Create a new Python file and add the following code:
from inference_sdk import InferenceHTTPClient
from pprint import pprint
from google.colab import userdata
# Roboflow API Key - https://docs.roboflow.com/api-reference/authentication
ROBOFLOW_API_KEY = userdata.get("ROBOFLOW_API_KEY")
CLIENT = InferenceHTTPClient(
api_url=roboflow_inference_server_url,
api_key=ROBOFLOW_API_KEY
)
results = CLIENT.infer(image_url, model_id="coco/18")
detections = sv.Detections.from_inference(results)
bounding_box_annotator = sv.BoundingBoxAnnotator()
label_annotator = sv.LabelAnnotator()
labels = [ x['class'] for x in results['predictions']]
annotated_image = bounding_box_annotator.annotate(
scene=img, detections=detections
)
annotated_image = label_annotator.annotate(
scene=annotated_image, detections=detections, labels=labels
)
sv.plot_image(annotated_image)
Our code returns:
The COCO model does not perform as well as YOLO-World for our use case, but this where training a fine-tuned model comes in.
You can also use your own custom trained Roboflow model and use the inference server to generate predictions.
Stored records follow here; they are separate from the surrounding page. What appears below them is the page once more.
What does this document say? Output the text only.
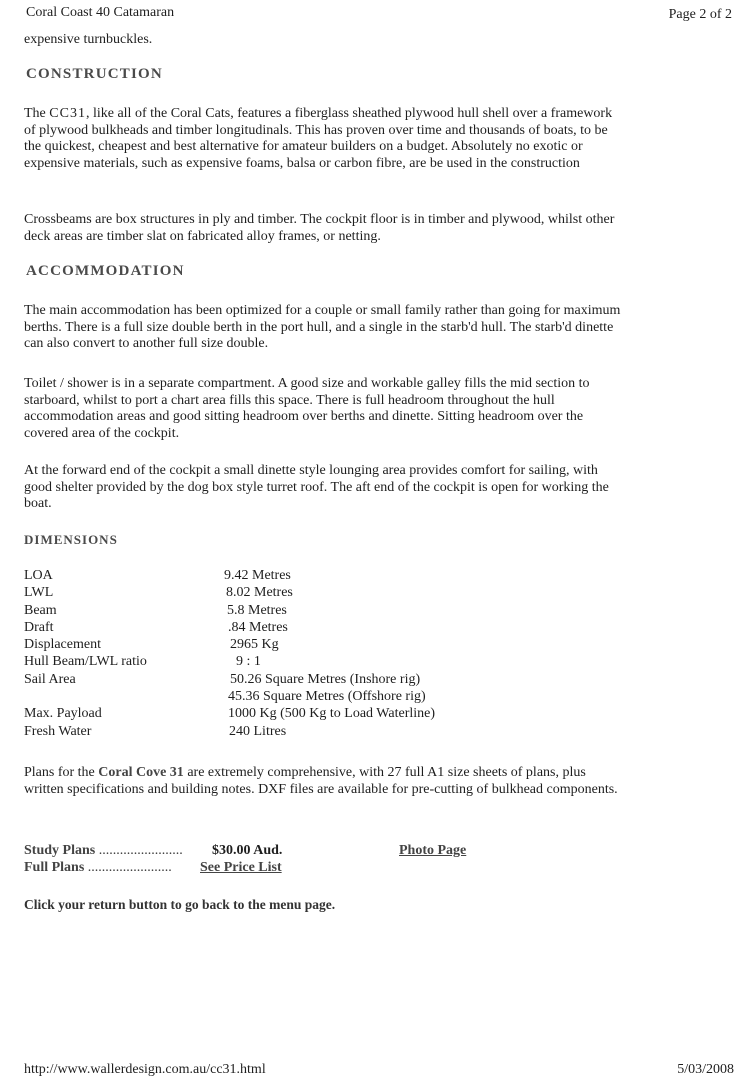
Coral Coast 40 Catamaran	Page 2 of 2

expensive turnbuckles.

CONSTRUCTION

The CC31, like all of the Coral Cats, features a fiberglass sheathed plywood hull shell over a framework of plywood bulkheads and timber longitudinals. This has proven over time and thousands of boats, to be the quickest, cheapest and best alternative for amateur builders on a budget. Absolutely no exotic or expensive materials, such as expensive foams, balsa or carbon fibre, are be used in the construction

Crossbeams are box structures in ply and timber. The cockpit floor is in timber and plywood, whilst other deck areas are timber slat on fabricated alloy frames, or netting.

ACCOMMODATION

The main accommodation has been optimized for a couple or small family rather than going for maximum berths. There is a full size double berth in the port hull, and a single in the starb'd hull. The starb'd dinette can also convert to another full size double.

Toilet / shower is in a separate compartment. A good size and workable galley fills the mid section to starboard, whilst to port a chart area fills this space. There is full headroom throughout the hull accommodation areas and good sitting headroom over berths and dinette. Sitting headroom over the covered area of the cockpit.

At the forward end of the cockpit a small dinette style lounging area provides comfort for sailing, with good shelter provided by the dog box style turret roof. The aft end of the cockpit is open for working the boat.

DIMENSIONS
LOA	9.42 Metres
LWL	8.02 Metres
Beam	5.8 Metres
Draft	.84 Metres
Displacement	2965 Kg
Hull Beam/LWL ratio	9 : 1
Sail Area	50.26 Square Metres (Inshore rig)
45.36 Square Metres (Offshore rig)
Max. Payload	1000 Kg (500 Kg to Load Waterline)
Fresh Water	240 Litres

Plans for the Coral Cove 31 are extremely comprehensive, with 27 full A1 size sheets of plans, plus written specifications and building notes. DXF files are available for pre-cutting of bulkhead components.

Study Plans ........................ $30.00 Aud.	Photo Page
Full Plans ........................ See Price List
Click your return button to go back to the menu page.
http://www.wallerdesign.com.au/cc31.html	5/03/2008
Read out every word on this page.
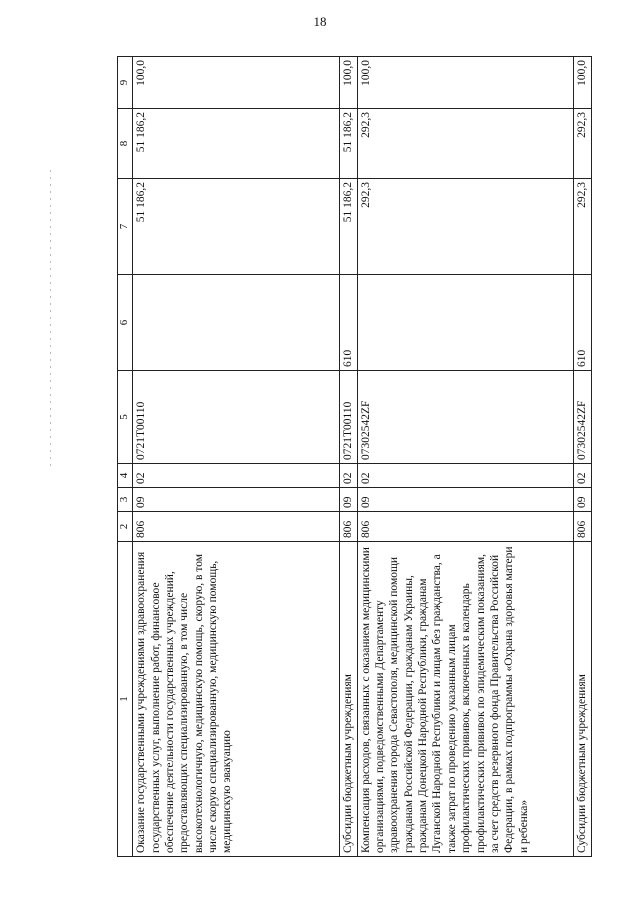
18
1	2	3	4	5	6	7	8	9
Оказание государственными учреждениями здравоохранения государственных услуг, выполнение работ, финансовое обеспечение деятельности государственных учреждений, предоставляющих специализированную, в том числе высокотехнологичную, медицинскую помощь, скорую, в том числе скорую специализированную, медицинскую помощь, медицинскую эвакуацию	806	09	02	0721T00110		51 186,2	51 186,2	100,0
Субсидии бюджетным учреждениям	806	09	02	0721T00110	610	51 186,2	51 186,2	100,0
Компенсация расходов, связанных с оказанием медицинскими организациями, подведомственными Департаменту здравоохранения города Севастополя, медицинской помощи гражданам Российской Федерации, гражданам Украины, гражданам Донецкой Народной Республики, гражданам Луганской Народной Республики и лицам без гражданства, а также затрат по проведению указанным лицам профилактических прививок, включенных в календарь профилактических прививок по эпидемическим показаниям, за счет средств резервного фонда Правительства Российской Федерации, в рамках подпрограммы «Охрана здоровья матери и ребенка»	806	09	02	07302542ZF		292,3	292,3	100,0
Субсидии бюджетным учреждениям	806	09	02	07302542ZF	610	292,3	292,3	100,0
For this example we will use one of the hundreds of thousands of custom models created by the Roboflow community:
from inference_sdk import InferenceHTTPClient
from pprint import pprint
CLIENT = InferenceHTTPClient(
api_url=roboflow_inference_server_url,
api_key="YOUR-ROBOFLOW-API-KEY"
)
result = CLIENT.infer(image_url, model_id="animals-ij5d2/1")
pprint(result)
The Roboflow inference server returns the inference result:
from inference_sdk import InferenceHTTPClient
from pprint import pprint
import requests
# Roboflow API Key - https://docs.roboflow.com/api-reference/authentication
ROBOFLOW_API_KEY = userdata.get("ROBOFLOW_API_KEY") # Visit
project_id = "fruit-classification-model"
model_version = 1
image_url = "https://source.roboflow.com/BTRTpB7nxxjUchrOQ9vT/eqiY4CjT1oBkB4grBFp8/original.jpg"
confidence = 0.01
iou_thresh = 0.2
api_key = ROBOFLOW_API_KEY
task = "object_detection"
# Use a raw HTTP request to get data from the inference server
infer_payload = {
"model_id": f"{project_id}/{model_version}",
"image": {
"type": "url",
"value": image_url,
},
"confidence": confidence,
"iou_threshold": iou_thresh,
"api_key": api_key,
}
res = requests.post(
f"{roboflow_inference_server_url}/infer/{task}",
json=infer_payload,
)
results = res.json()
detections = sv.Detections.from_inference(results)
bounding_box_annotator = sv.BoundingBoxAnnotator()
label_annotator = sv.LabelAnnotator()
labels = [ x['class'] for x in results['predictions']]
annotated_image = bounding_box_annotator.annotate(
scene=img, detections=detections
)
annotated_image = label_annotator.annotate(
scene=annotated_image, detections=detections, labels=labels
)
sv.plot_image(annotated_image)
The predictions from the Roboflow inference server for this model are visualized here:
CLIP Embeddings
CLIP is a machine learning model from OpenAI capable of generating embeddings for images and text. These embeddings can be used for zero shot classification, semantic image search, amongst many other use cases.
To generate image embeddings, use the following code:
import os
from inference_sdk import InferenceHTTPClient
from pprint import pprint
CLIENT = InferenceHTTPClient(
api_url=roboflow_inference_server_url,
)
embeddings = CLIENT.get_clip_image_embeddings(inference_input=image_url)
pprint(embeddings)
Above, replace:
image_url
with the URL of the image you want to use. This could be a URL, a NumPy array, or a file name.
The Roboflow inference server returns CLIP embeddings.
{'embeddings': [[0.3435309827327728,
-1.3829314708709717,
-0.2718336284160614,
0.1752624809741974,
-0.12145939469337463,
-0.3675161600112915,
0.20684199035167694,
0.674224317073822,
...
Cleanup
The infrastructure can be shut down with another single command, like so
inference cloud undeploy roboflow-inference-gcp-gpu-oafsh
Conclusion
Roboflow inference vastly simplifies users’ path to machine vision. Coupled with the powerful SkyPilot api that spins up infrastructure and configures it for Roboflow’s inference server, users can hit the ground running with powerful CPU or GPU-based inference servers of their choice, running within their own cloud provider accounts.